それに、K.P.A.Italiaと三征西班牙(トレス・エスパニア)が武蔵を見張っている状態じゃあ動けないですね。どんな無理ゲーですか。
ダメ押しで、三河消失の映像が流されたので、どうしよもない。
皆、これじゃ、仕方ないって感じですよね。
皆というのは、武蔵全体の人々のことだ。
クラスメイト、トーリ君やユーキ君はどうするつもりでしょうね。
教室で待っていれば、わかるだろうか。
時間は八時よりかなり前。たぶん、一番乗りだろうと思う。

「――さてと」

戸を開けた。

「トーリ君? とその他大勢!?」
「その他大勢って。葵君は番屋で説教食らってそのまま帰らなかったっぽいよ。僕達は先に帰されたんだけど。ユーキ君はまた居所不明、つまりは行方不明だね」

ネシンバラが、表示枠《サインフレーム》の操作や指示を送るのを止め、こちらを見た。
メガネの向こうは、明らかに寝不足であったが、しかし力を失っていない瞳がこちらを見ている。
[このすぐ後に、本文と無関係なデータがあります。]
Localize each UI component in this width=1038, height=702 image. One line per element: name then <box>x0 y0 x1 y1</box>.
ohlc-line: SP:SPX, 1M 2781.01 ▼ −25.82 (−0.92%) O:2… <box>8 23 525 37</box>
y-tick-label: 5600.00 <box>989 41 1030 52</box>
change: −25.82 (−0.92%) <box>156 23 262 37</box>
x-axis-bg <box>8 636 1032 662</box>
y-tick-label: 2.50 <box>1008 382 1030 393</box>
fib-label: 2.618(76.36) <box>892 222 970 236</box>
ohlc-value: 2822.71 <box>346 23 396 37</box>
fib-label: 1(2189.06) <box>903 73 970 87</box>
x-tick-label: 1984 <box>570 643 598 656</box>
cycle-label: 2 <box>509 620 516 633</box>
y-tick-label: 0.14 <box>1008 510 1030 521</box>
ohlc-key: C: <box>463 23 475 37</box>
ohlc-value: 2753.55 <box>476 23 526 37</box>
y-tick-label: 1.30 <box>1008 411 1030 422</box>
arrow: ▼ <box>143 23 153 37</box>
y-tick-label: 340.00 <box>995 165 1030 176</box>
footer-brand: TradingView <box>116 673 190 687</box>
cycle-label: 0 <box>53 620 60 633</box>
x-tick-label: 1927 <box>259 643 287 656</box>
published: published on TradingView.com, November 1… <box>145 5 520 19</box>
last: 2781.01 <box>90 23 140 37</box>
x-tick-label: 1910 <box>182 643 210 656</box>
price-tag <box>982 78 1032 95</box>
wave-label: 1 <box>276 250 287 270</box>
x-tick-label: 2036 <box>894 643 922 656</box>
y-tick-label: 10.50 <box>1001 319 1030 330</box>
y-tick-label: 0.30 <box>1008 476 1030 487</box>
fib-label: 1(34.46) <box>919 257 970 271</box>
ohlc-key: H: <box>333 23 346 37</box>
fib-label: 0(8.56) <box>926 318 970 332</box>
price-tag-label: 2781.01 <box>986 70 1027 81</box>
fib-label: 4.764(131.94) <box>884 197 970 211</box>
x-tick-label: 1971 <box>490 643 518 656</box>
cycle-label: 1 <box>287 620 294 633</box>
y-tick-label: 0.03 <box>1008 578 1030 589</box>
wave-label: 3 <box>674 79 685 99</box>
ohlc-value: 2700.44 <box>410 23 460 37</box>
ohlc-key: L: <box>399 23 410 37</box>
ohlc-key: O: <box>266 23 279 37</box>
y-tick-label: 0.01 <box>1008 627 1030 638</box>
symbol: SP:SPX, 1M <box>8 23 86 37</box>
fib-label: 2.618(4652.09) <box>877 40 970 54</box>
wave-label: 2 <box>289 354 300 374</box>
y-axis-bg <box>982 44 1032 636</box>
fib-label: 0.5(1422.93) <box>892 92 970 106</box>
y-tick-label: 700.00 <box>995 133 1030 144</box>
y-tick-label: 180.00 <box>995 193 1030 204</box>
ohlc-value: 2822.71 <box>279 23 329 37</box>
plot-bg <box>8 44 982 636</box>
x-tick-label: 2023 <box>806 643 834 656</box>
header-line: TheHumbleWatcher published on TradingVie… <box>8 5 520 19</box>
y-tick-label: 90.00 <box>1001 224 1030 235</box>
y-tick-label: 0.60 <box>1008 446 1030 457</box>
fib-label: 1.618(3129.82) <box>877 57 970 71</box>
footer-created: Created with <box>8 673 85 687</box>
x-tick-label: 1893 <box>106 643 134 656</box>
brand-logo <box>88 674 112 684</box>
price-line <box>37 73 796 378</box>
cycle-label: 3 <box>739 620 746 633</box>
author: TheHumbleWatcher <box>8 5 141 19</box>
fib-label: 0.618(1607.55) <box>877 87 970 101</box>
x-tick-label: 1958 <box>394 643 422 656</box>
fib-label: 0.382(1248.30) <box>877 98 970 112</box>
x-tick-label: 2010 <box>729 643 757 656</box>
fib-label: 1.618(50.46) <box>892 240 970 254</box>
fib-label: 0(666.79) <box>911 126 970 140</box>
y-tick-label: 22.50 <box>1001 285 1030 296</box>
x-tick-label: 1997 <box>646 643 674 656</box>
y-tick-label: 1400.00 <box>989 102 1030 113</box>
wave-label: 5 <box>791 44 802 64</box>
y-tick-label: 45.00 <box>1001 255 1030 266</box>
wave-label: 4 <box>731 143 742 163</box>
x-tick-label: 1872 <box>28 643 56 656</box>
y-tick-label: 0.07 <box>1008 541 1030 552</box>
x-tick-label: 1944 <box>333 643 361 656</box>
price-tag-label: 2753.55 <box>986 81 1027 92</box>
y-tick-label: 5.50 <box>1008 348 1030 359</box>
「ようこそ、権限を奪われた生徒会と総長連合の場へ。――酒井学長が関所で聴取を受けて足止めだけど、戻ってくるまでに皆で色々と決めておこうよ。――ホライゾン・アリアダストと武蔵に対してこれから僕達がどうしたいのかを」



まだ低い東の陽光が教室の中にいる生徒たちを横から照らす。
教室の机はほとんど埋まっていた。